Ferrata Innerkofler ma początek przy Rif. Tre Cime dojście tam z Rif. Auronzo zajęło nam ok. 1.5h. Po krótkiej sesji zdjęciowej zagłębiliśmy się w sztolnie. Droga jest komfortowa i na tyle jasna, że nie potrzebowaliśmy czołówek. Naturalne światło wpada przez wykute w ścianie otwory obserwacyjne. Sztolnie kończą się malutką półką skalna, za którą pojawiają się upragnione stalowe liny. Tam dopiero wyciągnęliśmy sprzęt. Podczas gdy ubieraliśmy się minęło nas dwóch Włochów -ojciec z synem na oko piętnastoletnim, którzy szli bez żadnego wyposażenia. Stalowe liny prowadziły nas wzdłuż grani na południe ku przełęczy del Camoscio. Z każdej strony byliśmy otoczeni przez zapierające dech w piersiach widoki. Pojawiły się też pierwsze trudność –niewielki płat śniegu. A za nim już przełęcz, która wyznacza koniec ferraty Innerkofler. 

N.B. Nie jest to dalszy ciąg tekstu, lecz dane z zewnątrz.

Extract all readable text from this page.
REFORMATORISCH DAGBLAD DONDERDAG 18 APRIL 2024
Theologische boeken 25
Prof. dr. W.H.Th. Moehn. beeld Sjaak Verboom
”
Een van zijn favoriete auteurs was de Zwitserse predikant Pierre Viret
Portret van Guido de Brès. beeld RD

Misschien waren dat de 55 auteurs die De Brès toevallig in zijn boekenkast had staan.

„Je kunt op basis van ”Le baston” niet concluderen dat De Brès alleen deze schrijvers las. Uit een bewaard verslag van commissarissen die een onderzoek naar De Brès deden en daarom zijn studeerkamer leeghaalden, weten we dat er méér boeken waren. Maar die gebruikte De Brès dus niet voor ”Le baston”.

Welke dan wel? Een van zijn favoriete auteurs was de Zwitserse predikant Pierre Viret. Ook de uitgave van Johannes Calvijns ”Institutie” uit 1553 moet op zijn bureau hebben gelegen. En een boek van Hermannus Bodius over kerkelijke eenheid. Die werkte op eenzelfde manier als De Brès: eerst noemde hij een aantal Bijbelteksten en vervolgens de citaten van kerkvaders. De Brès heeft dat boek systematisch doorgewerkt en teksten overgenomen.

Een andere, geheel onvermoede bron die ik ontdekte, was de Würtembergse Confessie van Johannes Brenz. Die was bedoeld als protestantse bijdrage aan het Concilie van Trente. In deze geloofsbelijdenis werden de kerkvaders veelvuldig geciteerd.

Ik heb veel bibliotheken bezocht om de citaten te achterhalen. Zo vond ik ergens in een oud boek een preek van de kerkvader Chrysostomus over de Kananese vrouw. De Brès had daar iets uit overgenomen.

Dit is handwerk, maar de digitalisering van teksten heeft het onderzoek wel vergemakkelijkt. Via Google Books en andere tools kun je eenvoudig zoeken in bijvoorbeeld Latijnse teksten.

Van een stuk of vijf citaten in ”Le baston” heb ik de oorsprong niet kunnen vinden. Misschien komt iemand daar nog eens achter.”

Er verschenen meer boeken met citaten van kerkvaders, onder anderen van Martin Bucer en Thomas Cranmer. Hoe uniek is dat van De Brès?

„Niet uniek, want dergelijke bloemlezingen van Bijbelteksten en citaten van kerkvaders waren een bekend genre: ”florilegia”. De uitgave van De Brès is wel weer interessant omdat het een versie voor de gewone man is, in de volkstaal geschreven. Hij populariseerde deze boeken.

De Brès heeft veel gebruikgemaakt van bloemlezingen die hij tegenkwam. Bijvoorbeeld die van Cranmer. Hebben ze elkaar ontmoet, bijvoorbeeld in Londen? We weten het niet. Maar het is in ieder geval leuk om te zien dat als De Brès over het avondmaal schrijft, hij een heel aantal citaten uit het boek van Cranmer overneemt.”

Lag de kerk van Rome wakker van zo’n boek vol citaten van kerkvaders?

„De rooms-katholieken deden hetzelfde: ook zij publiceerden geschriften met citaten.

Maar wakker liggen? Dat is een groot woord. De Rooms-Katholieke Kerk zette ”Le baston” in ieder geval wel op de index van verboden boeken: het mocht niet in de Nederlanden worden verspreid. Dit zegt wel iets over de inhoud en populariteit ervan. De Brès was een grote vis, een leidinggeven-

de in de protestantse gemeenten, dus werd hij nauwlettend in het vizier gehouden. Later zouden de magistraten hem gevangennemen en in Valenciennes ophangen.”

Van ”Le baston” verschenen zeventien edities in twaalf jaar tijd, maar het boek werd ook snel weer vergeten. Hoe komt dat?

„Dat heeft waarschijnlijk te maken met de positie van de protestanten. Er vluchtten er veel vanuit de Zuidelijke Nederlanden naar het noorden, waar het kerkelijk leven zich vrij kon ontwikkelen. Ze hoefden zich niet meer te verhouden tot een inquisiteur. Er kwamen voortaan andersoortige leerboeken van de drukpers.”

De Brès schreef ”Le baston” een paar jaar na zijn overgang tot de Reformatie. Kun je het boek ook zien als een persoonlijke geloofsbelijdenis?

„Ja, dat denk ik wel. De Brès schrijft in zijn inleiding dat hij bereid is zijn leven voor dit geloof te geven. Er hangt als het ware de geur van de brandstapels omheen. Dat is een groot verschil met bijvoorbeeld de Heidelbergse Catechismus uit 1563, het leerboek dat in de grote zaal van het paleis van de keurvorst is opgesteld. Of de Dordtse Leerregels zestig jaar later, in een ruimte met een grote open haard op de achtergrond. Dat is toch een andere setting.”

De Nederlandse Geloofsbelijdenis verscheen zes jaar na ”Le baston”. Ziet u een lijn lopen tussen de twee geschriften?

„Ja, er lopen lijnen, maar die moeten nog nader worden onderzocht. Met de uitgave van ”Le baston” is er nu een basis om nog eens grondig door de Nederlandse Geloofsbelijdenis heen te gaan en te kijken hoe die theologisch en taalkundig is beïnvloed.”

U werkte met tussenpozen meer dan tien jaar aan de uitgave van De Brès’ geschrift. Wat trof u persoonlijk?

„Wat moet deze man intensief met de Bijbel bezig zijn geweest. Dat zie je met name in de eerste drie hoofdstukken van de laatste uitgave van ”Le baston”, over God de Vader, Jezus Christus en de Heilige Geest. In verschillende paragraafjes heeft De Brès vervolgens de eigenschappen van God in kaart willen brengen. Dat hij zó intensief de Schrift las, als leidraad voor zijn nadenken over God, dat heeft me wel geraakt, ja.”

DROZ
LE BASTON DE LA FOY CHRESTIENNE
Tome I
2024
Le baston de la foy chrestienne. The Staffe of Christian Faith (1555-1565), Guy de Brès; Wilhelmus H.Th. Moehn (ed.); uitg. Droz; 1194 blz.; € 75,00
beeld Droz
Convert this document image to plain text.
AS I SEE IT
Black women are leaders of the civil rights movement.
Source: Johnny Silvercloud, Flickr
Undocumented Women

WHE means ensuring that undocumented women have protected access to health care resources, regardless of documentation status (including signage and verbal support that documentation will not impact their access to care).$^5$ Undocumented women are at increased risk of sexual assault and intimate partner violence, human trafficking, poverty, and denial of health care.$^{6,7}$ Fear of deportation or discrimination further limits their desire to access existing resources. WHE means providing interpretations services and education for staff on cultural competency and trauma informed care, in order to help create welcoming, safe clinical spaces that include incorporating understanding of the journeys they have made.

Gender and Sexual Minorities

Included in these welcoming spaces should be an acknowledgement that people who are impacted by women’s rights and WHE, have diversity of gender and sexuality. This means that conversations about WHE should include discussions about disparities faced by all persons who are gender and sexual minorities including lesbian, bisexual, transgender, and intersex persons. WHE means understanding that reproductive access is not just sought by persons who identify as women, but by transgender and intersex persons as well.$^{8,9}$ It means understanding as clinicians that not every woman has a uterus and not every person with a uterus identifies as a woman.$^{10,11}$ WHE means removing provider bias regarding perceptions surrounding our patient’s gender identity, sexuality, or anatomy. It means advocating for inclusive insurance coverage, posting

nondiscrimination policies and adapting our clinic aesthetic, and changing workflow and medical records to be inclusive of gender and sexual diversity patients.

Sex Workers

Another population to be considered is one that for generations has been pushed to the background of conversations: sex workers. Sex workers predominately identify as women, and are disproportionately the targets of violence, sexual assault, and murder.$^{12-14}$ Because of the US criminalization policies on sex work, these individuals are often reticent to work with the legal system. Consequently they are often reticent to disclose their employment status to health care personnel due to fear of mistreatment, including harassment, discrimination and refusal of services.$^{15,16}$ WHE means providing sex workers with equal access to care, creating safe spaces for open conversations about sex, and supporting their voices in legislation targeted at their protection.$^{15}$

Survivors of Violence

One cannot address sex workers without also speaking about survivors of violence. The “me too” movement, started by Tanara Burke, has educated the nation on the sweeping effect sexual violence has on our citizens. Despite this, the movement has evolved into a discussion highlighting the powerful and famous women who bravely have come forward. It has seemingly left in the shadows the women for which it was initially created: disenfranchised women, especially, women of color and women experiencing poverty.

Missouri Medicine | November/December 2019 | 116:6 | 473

Otwór obserwacyjno strzelniczy.

Po krótkim zastanowieniu zdecydowaliśmy ruszyć na Monte Paterno. Droga wiodąca na szczyt zaczyna się od stromego i dosyć eksponowanego fragmentu, ale jest bardzo dobrze ubezpieczona stalowymi linami. Po paru metrach liny się rozgałęziają, zabieg ten zastosowany został w celu rozładowania ruchu. My podążyliśmy (zresztą jak wszyscy) w prawo i po kilku minutach dochodzimy do końca ułatwień. Pozostałe do szczytu metry przemierzyliśmy wybierając drogę na czują, bo właściwego szlaku ( o ile w ogóle taki jest) nie sposób było odnaleźć -oznaczające go kopczyki ginęły w morzu luźno leżących kamieni. Po kilku minutach docieramy do szczytu. Zrobiliśmy sobie pamiątkowe zdjęcia pod krzyżem upamiętniającym, Innerkoflera, który zginął podczas prowadzenia szturmu wojsk austriackiego na włoskie pozycje na Monte Paterno.

 Pierwszy odcinek podejścia pod Monte Paterno


Po powrocie na przełęcz zaczynamy następny etap -via ferratę Forcelle. Jest ona prościutka, ale strasznie zatłoczona, na jej zakończenie czekało nas dosyć przyjemne zsuwanie się piargiem, a na dole tuż przy szlaku spotkaliśmy świstaka. Potem jeszcze spacer szerokim płaskim szlakiem i wróciliśmy do samochodu. 

 Świstak

I tak upłynął nam pierwszy pełen emocji dzień. Z jednej strony byliśmy szczęśliwi, a z drugiej zawiedzeni, bo przekonaliśmy się, że czas podany w przewodniku są nierealne -co postawiło pod znakiem zapytania część naszych dalszych planów.

Farraty Innerkofler i Percorso delle Forcelle, są doskonałą propozycją dla kogoś kto dopiero zaczyna spotkanie z tego typu rozrywką.